Objective: To assess the repercussion of late diagnosis of HIV infection on AIDS incidence in the era of highly active antiretroviral therapy.
Design: Analysis of AIDS surveillance data.
Patients: AIDS cases reported from 1994 though 2000.
Main outcome measures: Late testers were defined as persons who had a first positive HIV test in the month of or immediately preceding AIDS diagnosis. Their incidence trend was compared against that for the remaining cases, and the influence of demographic factors evaluated.

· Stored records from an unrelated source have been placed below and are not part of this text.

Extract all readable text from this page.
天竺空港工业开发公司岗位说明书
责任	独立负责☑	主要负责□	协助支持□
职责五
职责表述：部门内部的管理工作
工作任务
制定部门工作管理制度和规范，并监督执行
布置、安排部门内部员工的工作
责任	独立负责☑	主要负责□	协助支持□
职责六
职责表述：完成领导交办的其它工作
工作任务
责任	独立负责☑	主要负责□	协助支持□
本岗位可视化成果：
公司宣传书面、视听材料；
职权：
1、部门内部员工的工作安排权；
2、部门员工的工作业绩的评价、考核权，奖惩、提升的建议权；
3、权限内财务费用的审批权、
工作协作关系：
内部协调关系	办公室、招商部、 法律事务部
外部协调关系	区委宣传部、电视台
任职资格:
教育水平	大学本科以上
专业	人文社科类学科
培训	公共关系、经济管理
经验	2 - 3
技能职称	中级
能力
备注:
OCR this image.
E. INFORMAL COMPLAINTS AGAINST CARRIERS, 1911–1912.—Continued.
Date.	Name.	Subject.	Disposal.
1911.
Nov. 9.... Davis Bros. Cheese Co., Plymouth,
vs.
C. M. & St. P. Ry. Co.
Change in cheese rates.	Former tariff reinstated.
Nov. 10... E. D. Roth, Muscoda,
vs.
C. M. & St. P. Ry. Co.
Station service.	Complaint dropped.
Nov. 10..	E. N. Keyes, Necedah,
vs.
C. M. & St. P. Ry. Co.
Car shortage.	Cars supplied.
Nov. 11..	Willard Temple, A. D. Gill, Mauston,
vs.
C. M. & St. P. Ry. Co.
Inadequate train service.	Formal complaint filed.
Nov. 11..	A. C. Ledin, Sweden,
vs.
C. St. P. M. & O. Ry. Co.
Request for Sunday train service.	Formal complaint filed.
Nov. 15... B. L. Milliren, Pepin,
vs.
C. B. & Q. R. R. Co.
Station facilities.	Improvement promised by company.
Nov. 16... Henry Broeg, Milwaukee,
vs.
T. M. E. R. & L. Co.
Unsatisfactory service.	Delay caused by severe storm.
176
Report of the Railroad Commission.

Results: Of 30 778 AIDS cases, 8499 (28%) were late testers, and of these, 1061 (12%) died within 3 months of diagnosis of HIV infection. From 1995 to 2000, AIDS diagnoses declined by 36% among late testers versus 67% for the remainder (P < 0.001). The percentage of late testers increased from 24% in 1994-1996 to 35% in 1998-2000 (P < 0.001). Among the 7825 AIDS cases diagnosed in 1998-2000, late testing was independently associated (P < 0.01) with male sex, age over 44 years, residence in provinces with a lower AIDS incidence, foreign origin, and no record of injecting drug use or prison stay.
Conclusions: A growing proportion of AIDS cases involves late diagnosis of HIV infection. Persons who are unaware of their HIV infection cannot benefit from antiretroviral therapy and, hence, early diagnosis would strengthen the impact of such therapy and so reduce AIDS incidence.